According to the latest census data, the foreign-born share of the American population is close to a historic high. In 2021, approximately 13.6% of the population was born outside of the U.S.–second only to 14.8% in 1890.  

 Some Americans are wary of this upward trend. Still, U.S. history should teach us that the new arrivals in our country will only work to our cultural benefit.    

Today’s immigrants are not fundamentally different compared to previous waves. 

The Irish diaspora–now tightly interwoven into the fabric of American culture– faced many of the same challenges, suspicions, and stereotypes as today’s immigrants. 

This is important because a common line of the modern immigration-skeptic argument is that previous waves were fundamentally different from the current one because those immigrants had positive attributes that today’s new arrivals lack. This creates a separation between the imagined “good” immigrant of previous centuries and the “bad” immigrant of the 21st century.

For example, in attempting to differentiate recent Hispanic migration from that of older groups, political scientist Samuel Huntington favorably quoted Lionel Sosa’s description of Hispanic cultural traits as: “mistrust of people outside the family; lack of initiative, self-reliance, and ambition; low priority for education; acceptance of poverty as a virtue necessary for entrance into heaven.” More recently (and more crudely), Ann Coulter authored a book centered on this premise.

This description is eerily similar to characterizations of 19th-century Irish immigrants. In his book The Boston Irish: A Political History, historian Thomas H. O’Connor notes that the majority of Irish Catholic immigrants were perceived as being deeply clannish, parochial, and suspicious of enterprise and innovation, on the whole  “more influenced by the appeals of continuity and tradition than calls for change and innovation.”

Despite this dire prognosis, the Irish in America, made their way up the economic ladder into the middle class within two generations. Indeed, in his book Wherever the Green is Worn, historian Tim Pat Coogan notes that by the late 1990s, up to 30% of all American Fortune 500 CEOs were of Irish descent. This begs the question: why should we believe that identical cultural claims made against the current groups of immigrants will prove correct?

Immigration will not fundamentally alter the political balance in America.
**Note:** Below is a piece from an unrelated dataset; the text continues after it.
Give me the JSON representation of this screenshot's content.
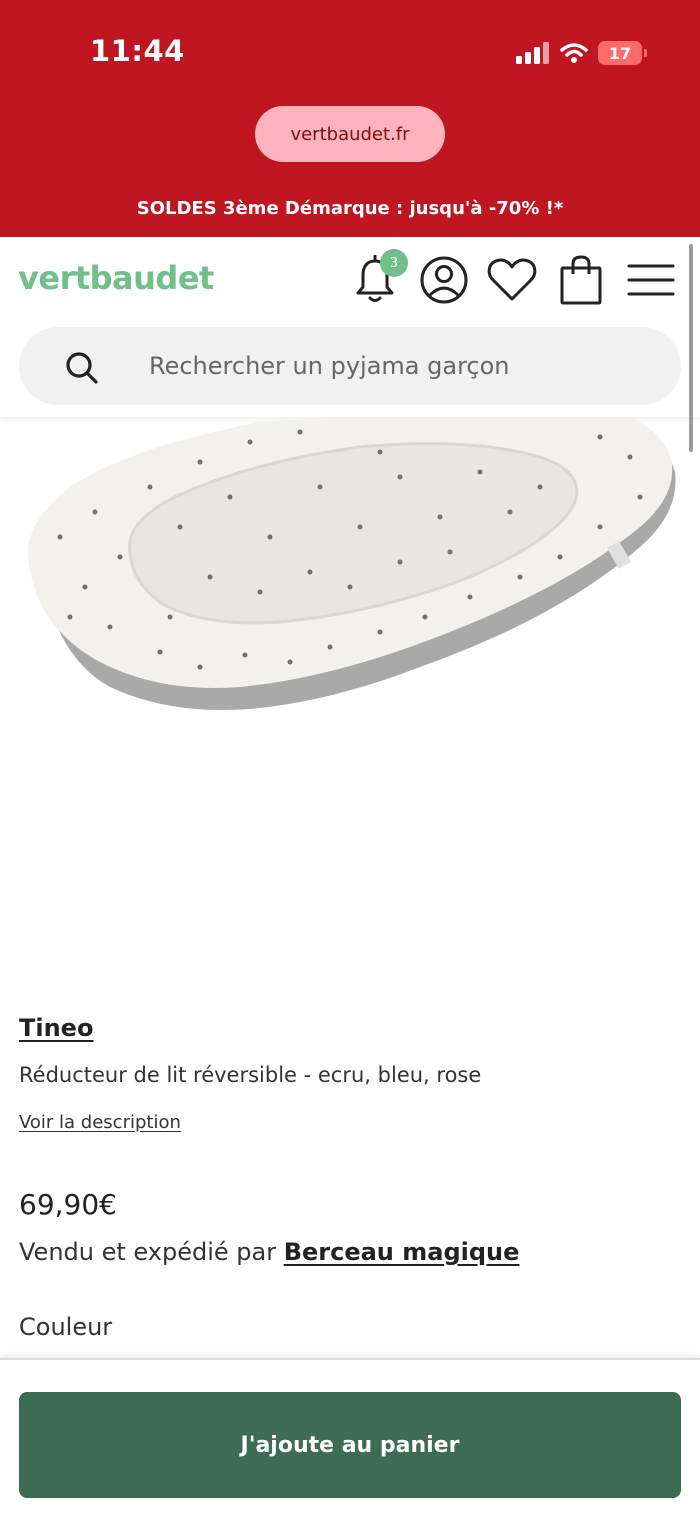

The purported political inclinations of immigrants and their descendants have also been perceived through a determinist lens. On the left, some expect these changes to usher in a new era of progressive dominance. On the right, it is often taken as a given that these trends will strain social cohesion and fundamentally alter the nature of American politics.

Still, fears (or hopes) that immigrant groups will irreversibly tilt the country towards one party are unfounded. O’Connor writes that it took several decades and great reluctance for the Irish to organize into a cohesive political front. Today, other leading experts on Irish in America argue that the Irish vote is split between the parties, with some arguing that there is no longer a distinctively Irish American bloc. Indeed, Coogan bemoans that the robust Irish-American diaspora has not worked to Ireland’s benefit regarding U.S. foreign policy.
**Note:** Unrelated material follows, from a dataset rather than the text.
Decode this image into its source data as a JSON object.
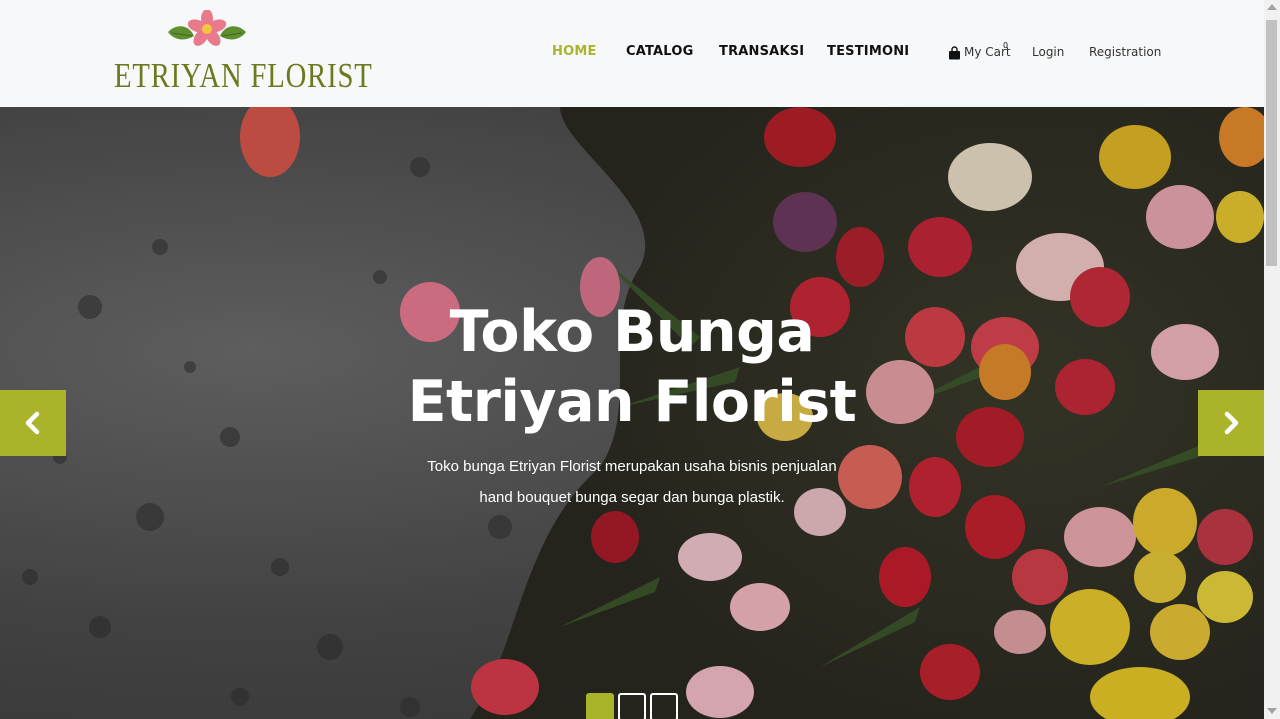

What’s more, the one-size-fits-all mentality regarding immigrant political inclinations has proven patently false, as the Irish test case can demonstrate. Even during their heyday as consistent Democratic voters, many Irish-Americans clashed with their party on social issues, most famously in the case of racially integrated bussing programs. Today, many newer immigrant groups are assumed to be a liberal constituency, when much like the Irish immigrants before them, they are often more moderate than progressive voters.

As recent trends in Hispanic and Asian voting patterns demonstrate, immigrant voters and their descendants can’t be neatly tied to any one party–and as history has taught us, likely never will be. 

The largely negative and misguided stereotypes assigned to the Irish diaspora proved to be incorrect and have since been eclipsed by their contributions to the U.S. The similarities between these 19th century stereotypes and those used to describe today’s new immigrants in the U.S. is nothing short of jarring. If we should learn anything from the Irish experience, it’s that immigrant groups are not a monolith, and treating them as such undermines the myriad benefits they can bring to American society.